The door swung shut as Martha retreated back into the house. The two men sat looking at each other in the pale light. Bruce was breathing heavily and Clark felt hot all over in a way the sun could never make him feel. Reality settled between them, cold as the frosty night air. Was this really...? Were they actually...? Clark saw the moment of realisation stretch out and beyond into the future, under the cool moonlight and racing down the neat lines of silvery wheat, strong and brilliant and alone. Bruce, face turned away, looked at him out of the corner of his eye. Clark held the breath he didn’t really need anyway. Then something broke into golden, glimmering shards of light. Bruce was lunging for him at the same moment Clark was reaching to pull Bruce into him. Bruce landed against his chest with a grunt and Clark hit the arm of the bench hard. The world moved, but not in a good way. Suddenly there was something cold and solid against Clark’s back. There was something heavy against his front too and an odd skeletal shape looming up over him. It took him a moment or two to realise it was bench and the cold underneath him was the wooden planks of the porch. There was a coffee cup just next to his head. The weight on his chest was Bruce, warm and solid and laughing like Clark had never heard before. It was strangely infectious and Clark was laughing too and didn’t want to stop. Not even when Ma and Pa came rushing to see what all the noise was about.

An hour later and Clark was still smiling.
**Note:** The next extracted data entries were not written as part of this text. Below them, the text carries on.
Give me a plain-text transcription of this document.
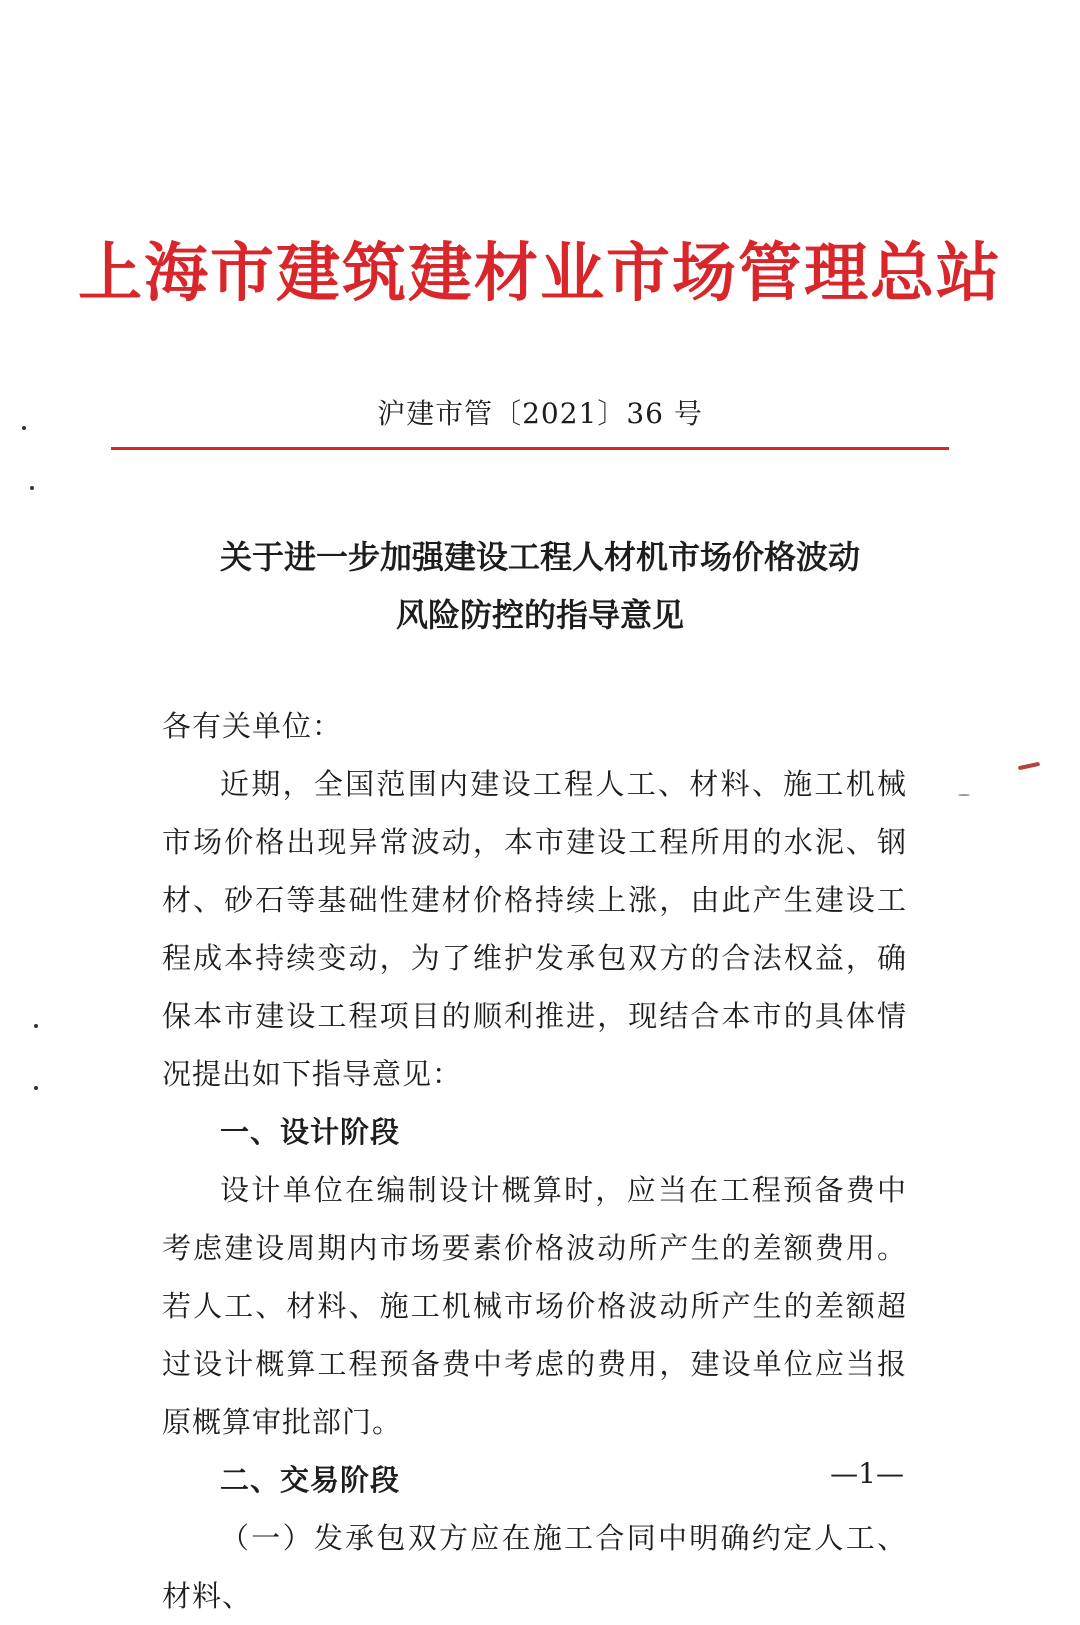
上海市建筑建材业市场管理总站
沪建市管〔2021〕36 号
关于进一步加强建设工程人材机市场价格波动
风险防控的指导意见

各有关单位：

近期，全国范围内建设工程人工、材料、施工机械市场价格出现异常波动，本市建设工程所用的水泥、钢材、砂石等基础性建材价格持续上涨，由此产生建设工程成本持续变动，为了维护发承包双方的合法权益，确保本市建设工程项目的顺利推进，现结合本市的具体情况提出如下指导意见：

一、设计阶段

设计单位在编制设计概算时，应当在工程预备费中考虑建设周期内市场要素价格波动所产生的差额费用。若人工、材料、施工机械市场价格波动所产生的差额超过设计概算工程预备费中考虑的费用，建设单位应当报原概算审批部门。

二、交易阶段

（一）发承包双方应在施工合同中明确约定人工、材料、

—1—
Bruce wasn’t, but that’s Bruce. He’d patiently sat though Martha fussing over the bruise blossoming on his cheek and the series of smug looks she kept throwing at Clark. Now they were safely ensconced in front of the fire and Clark’s parents had ‘turned in early’. Clark was on the couch nursing a fresh cup of coffee and Bruce was in the chair adjacent leafing through a Farmer’s Almanac from 1957. Clark wanted to touch him again, feel that solid strength under his fingers once more. Bruce was like a drug, one moment and he was hooked and craving more. Clark’s mind wandered back to what Bruce had said before and pondered what exactly it was Bruce thought he could do that could make Clark scream. Not here, of course. Not now, but later. Bruce’s eyes flicked up from the book to meet Clark’s own, and whatever he was silently considering it certainly wasn’t crop rotations or annual rainfall statistics. Yes, Clark would make certain that there was a later. And a later later. And then another one after that. A million laters, all in a row.

Yes, Clark would make certain of it.